A Felicidade Conjugal, escrito em 1858, é o livro que podemos considerar que prefigura o portentoso “Ana Karenina” ou, se quisermos e pessoalmente assim o considero, o livro que serve de preparação a Karenina, uma espécie de ensaio a uma das obras maiores da literatura universal.

Refiro isso porque são perfeitamente perceptíveis as semelhanças entre as duas obras. Não só no aspecto narrativo, o que é normal, mas e principalmente, no aspecto de análise e do próprio contexto e da abordagem temática.

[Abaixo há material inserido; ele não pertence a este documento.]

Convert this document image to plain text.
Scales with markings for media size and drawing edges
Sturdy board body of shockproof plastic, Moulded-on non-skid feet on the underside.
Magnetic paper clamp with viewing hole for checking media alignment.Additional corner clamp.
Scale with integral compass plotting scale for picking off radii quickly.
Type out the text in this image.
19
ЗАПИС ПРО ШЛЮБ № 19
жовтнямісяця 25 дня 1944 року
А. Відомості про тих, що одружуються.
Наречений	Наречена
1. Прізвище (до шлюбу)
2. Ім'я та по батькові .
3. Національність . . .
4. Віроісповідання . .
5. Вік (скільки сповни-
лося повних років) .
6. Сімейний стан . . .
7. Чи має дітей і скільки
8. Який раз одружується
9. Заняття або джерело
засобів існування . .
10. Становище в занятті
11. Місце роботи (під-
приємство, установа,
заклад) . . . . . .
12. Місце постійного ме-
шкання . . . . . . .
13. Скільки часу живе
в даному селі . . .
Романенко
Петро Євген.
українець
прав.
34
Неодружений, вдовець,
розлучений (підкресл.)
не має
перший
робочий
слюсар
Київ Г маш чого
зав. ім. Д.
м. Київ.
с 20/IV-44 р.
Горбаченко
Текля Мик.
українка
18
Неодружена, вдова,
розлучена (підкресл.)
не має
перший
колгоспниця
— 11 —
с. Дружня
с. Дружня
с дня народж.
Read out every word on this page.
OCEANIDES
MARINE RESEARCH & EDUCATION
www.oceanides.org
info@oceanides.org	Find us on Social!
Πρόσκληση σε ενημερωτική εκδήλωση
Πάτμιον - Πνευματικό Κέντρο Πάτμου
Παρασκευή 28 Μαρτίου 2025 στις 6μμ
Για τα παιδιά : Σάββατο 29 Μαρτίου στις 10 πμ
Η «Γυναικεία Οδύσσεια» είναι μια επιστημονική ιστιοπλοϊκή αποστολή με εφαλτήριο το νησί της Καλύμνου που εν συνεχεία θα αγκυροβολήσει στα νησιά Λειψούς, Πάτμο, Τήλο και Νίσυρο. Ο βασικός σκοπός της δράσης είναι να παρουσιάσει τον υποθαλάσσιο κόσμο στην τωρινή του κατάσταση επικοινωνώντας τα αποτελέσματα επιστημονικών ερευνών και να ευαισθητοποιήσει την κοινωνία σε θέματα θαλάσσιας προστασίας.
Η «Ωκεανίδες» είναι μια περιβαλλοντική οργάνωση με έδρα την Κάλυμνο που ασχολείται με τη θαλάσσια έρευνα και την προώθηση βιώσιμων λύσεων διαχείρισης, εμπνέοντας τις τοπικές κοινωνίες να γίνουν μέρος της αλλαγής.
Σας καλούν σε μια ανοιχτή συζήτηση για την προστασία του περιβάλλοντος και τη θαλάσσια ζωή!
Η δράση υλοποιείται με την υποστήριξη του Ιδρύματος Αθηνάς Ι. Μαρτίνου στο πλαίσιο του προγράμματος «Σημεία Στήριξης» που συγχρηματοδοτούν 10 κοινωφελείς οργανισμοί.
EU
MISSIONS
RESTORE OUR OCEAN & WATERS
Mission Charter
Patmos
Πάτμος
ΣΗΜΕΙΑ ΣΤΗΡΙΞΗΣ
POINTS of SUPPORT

María Alexandrovna acaba de ficar órfã e vê entrar na sua vida, Serguei Mikhailovitch, o administrador da família que havia sido um grande amigo do seu pai e que a tinha visto crescer. Vivendo com Kátia, sua perceptora e Sónia sua irmã mais nova, as três levam uma vida isolada numa enorme casa algures numa aldeia russa, longe da civilização, longe de tudo.

É nesse contexto que entra nas suas vidas Serguei que, como administrador, toma conta dos negócios da família e começa a visitá-las amiúde. De início apenas para as colocar a par do estado do património da família, para depois começar a visitá-las como outro interesse: Maria.

Neste ponto Tolstói mostra o seu génio. Não esqueçamos o contexto, uma Rússia rural em finais da década de 50 do século XIX. Um país a lamber as feridas da Guerra da Crimeia que iriam manter-se por muitas décadas e que estariam no embrião da Revolução Russa. Longe de pensar na Revolução, Tolstoi consegue transmitir a imensa tristeza de um país que tentava erguer-se. Como? Utilizando um cenário macambúzio, cheio de imagens cinzentas, iniciando o romance com uma morte e com duas órfãs que ficam um pouco por sua conta, um género de metáfora à Mãe Russa que ficou mortalmente ferida na Guerra da Crimeia.

Mas o romance persegue.

Maria Alexandrovna vive numa espécie de Alegoria da Caverna que Tolstói persegue e tenta explorar.

Serguei Mikhailovitch é o único homem que Maria conhece e por ele começa a ter sentimentos que uma jovem é normal ter. Apaixona-se e sonha por uma vida edílica, cheia de amor ao lado de Serguei. No entanto, ele é bem mais velho e, ao se aperceber dos sentimentos de Maria, tem algumas reservas porque, sendo mais experiente, se apercebe que aquela pode ser um sentimento nascido da solidão e por não conhecer mais homem nenhum. Em todo o caso acabam-se por casar e inicia-se aí a segunda parte da obra.

A história é curta mas muita rica em termos narrativos e na abordagem a várias temáticas que, hoje em dia, são perfeitamente actuais.

O amor inicial, que se tem por fogoso, intenso e até feroz, vai-se transformando num amor mais sólido, mais pacífico e suave, muitas vezes até confundido com amizade. Tolstói explora isso e acerta na mouche. À medida que o romance avança, vamos observando que Seguei se transforma mais num pai do que num amante, e principalmente isso é visível, quando Tolstoi lança uma das suas atordoadas a um dos seus objectos preferidos: A Sociedade, pois é essa sociedade, hipócrita, que vive de aparências, supérflua, que vai ameaçar e transformar o casamento de Maria e Serguei. Nesse aspecto ficou claro para mim a intenção do autor em explorar a Alegoria da Caverna, pois Maria ao conhecer a sociedade de São Petersburgo, sai da caverna e conhece o mundo e a natureza, percebendo assim que a sua realidade estava longe da realidade dos outros.

Um romance genial de um autor genial que, quase 200 anos depois da sua escrita, não perdeu a actualidade e que nos ajuda a perceber o ser humano e o que o move. Um romance que li num ápice e me trouxe a alegria dos grandes clássicos e uma visão que o Tempo passa, mas o ser humano não muda, nem um milímetro.